Collisionless Magnetic Reconnection in a Five-Moment Two-Fluid Electron-Positron Plasma

TL;DR

This study investigates magnetic reconnection in collisionless electron-positron plasma using a two-fluid model, finding that fast reconnection requires numerical diffusion in the absence of Hall effects or pressure anisotropy.

Contribution

It demonstrates that isotropic pressure in pair plasma does not lead to fast reconnection without numerical diffusion, contrasting with previous models with Hall effects or pressure anisotropy.

Findings

Fast reconnection in pair plasma requires numerical diffusion.

Hall effects or pressure anisotropy facilitate fast reconnection.

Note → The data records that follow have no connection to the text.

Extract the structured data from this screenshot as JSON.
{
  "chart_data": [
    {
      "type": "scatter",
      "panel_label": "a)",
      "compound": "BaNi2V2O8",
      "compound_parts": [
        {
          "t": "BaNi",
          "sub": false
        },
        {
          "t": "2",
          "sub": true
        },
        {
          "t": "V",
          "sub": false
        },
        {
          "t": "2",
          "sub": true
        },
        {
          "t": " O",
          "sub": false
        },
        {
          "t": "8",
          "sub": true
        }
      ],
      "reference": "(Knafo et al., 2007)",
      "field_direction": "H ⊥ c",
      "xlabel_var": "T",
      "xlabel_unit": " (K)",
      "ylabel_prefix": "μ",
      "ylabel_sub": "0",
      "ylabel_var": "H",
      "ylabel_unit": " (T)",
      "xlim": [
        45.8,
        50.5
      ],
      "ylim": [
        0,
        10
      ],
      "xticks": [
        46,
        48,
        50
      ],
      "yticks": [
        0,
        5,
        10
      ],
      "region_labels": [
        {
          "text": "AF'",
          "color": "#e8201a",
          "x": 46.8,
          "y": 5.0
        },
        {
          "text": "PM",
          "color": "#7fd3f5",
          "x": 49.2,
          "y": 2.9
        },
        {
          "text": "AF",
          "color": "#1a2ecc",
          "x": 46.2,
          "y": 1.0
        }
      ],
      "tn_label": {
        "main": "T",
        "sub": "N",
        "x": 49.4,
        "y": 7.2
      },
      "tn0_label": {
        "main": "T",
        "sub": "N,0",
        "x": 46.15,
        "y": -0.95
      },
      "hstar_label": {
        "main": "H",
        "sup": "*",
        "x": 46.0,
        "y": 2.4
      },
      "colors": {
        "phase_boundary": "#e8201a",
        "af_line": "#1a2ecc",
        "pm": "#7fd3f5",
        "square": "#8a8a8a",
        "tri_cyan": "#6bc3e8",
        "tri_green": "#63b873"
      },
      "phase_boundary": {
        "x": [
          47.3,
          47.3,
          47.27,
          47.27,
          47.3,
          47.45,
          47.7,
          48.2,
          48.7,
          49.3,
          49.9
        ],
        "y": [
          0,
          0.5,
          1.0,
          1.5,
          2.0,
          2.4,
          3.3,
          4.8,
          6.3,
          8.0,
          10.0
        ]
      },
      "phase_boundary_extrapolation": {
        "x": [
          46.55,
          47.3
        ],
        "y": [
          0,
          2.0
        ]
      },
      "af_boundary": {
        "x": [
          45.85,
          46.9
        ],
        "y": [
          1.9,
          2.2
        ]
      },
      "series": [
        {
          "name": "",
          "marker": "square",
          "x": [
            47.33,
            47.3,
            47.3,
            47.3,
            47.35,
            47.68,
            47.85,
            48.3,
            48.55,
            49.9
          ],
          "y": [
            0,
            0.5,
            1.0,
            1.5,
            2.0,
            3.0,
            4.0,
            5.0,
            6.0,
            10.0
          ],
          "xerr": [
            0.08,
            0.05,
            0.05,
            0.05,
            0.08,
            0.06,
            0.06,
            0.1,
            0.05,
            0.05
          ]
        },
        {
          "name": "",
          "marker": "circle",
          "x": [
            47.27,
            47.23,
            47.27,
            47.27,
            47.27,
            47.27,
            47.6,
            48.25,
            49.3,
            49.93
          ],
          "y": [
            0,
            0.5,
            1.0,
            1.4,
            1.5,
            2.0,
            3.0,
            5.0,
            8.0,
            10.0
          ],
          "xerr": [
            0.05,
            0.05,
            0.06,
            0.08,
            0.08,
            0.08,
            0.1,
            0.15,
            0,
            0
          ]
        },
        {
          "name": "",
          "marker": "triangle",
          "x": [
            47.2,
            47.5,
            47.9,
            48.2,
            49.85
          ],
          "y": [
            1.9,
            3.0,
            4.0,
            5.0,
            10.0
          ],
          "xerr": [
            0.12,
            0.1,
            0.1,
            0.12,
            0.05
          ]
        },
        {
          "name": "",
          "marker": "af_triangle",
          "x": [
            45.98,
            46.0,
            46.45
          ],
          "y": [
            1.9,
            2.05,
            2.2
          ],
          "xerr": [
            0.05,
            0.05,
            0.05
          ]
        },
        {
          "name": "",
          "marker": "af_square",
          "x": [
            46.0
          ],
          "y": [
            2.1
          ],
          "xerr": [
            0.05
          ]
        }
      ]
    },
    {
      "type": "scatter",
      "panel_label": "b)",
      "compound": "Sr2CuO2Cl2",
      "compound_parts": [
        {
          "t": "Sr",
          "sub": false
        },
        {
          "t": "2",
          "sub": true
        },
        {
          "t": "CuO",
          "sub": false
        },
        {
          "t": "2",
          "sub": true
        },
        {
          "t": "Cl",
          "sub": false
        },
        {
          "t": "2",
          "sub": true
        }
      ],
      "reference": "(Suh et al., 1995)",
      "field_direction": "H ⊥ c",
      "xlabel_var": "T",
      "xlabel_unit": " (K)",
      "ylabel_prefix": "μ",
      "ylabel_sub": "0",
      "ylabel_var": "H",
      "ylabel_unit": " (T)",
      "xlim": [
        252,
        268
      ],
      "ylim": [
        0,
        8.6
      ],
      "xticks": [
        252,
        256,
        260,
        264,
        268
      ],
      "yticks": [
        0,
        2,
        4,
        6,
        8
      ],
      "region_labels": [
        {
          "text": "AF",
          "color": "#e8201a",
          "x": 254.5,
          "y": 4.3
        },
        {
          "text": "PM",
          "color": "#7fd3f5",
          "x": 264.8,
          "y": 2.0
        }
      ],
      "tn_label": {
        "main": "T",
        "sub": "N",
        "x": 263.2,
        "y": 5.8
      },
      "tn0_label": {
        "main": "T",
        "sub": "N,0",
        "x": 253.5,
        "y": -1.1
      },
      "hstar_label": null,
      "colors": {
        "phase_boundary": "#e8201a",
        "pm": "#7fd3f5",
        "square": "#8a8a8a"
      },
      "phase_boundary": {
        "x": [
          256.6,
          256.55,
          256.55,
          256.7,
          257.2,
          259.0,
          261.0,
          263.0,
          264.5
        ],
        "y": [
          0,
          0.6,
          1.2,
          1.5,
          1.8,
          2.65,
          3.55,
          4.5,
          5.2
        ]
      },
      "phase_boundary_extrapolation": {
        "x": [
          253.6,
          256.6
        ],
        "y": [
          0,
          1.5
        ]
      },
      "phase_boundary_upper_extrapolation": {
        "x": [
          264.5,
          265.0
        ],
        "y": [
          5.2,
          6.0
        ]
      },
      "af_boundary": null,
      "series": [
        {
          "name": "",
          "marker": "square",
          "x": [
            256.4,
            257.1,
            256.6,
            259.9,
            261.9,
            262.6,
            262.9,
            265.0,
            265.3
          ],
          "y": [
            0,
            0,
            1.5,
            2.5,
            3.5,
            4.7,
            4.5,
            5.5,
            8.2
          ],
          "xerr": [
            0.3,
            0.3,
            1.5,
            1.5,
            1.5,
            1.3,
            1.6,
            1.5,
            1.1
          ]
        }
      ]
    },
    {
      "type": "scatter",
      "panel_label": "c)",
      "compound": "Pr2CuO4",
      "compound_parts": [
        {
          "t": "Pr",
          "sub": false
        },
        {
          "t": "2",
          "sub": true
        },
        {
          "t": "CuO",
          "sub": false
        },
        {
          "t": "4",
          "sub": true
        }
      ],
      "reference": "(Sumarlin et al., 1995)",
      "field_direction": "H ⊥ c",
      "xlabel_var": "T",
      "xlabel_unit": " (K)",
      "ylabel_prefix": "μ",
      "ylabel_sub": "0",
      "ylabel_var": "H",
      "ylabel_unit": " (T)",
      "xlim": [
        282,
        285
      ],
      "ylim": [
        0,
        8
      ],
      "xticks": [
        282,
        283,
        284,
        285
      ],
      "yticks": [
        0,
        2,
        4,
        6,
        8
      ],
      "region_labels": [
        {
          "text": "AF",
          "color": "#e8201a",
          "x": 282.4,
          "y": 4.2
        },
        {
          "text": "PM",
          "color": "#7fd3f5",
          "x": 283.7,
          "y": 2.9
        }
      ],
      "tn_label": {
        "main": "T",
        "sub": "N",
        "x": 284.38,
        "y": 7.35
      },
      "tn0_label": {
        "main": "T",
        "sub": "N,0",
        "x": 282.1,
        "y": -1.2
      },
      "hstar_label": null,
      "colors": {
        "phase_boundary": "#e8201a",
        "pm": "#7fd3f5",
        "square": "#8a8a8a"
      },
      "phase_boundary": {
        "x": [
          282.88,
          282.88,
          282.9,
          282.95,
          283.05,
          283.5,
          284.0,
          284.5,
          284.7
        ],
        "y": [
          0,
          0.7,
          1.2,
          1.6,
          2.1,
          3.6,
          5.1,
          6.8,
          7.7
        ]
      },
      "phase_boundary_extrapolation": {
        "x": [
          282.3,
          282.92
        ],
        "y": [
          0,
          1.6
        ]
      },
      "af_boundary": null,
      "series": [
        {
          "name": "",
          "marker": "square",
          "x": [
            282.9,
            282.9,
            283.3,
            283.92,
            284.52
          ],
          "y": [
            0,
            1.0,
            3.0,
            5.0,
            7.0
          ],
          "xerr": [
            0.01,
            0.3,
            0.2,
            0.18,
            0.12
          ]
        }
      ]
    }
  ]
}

Isotropic pressure alone does not produce fast reconnection.

Abstract

We simulate magnetic reconnection in electron-positron (pair) plasma using a collisionless two-fluid model with isotropic pressure. In this model the resistive, Hall, and electrokinetic pressure terms are absent from the curl of Ohm's law, leaving the inertial term alone to provide for magnetic reconnection. Our simulations suggest that for pair plasma simulated with isotropic pressure fast reconnection does not occur without the aid of sufficient (numerical) diffusion. We contrast this result with simulations and published results showing fast reconnection for collisionless two-fluid plasma with isotropic pressures and non-canceling mass-to-charge ratios, where Hall effects are present and numerical diffusion is small, and with published PIC studies of pair plasma which observe fast reconnection and attribute it to nonisotropic pressure.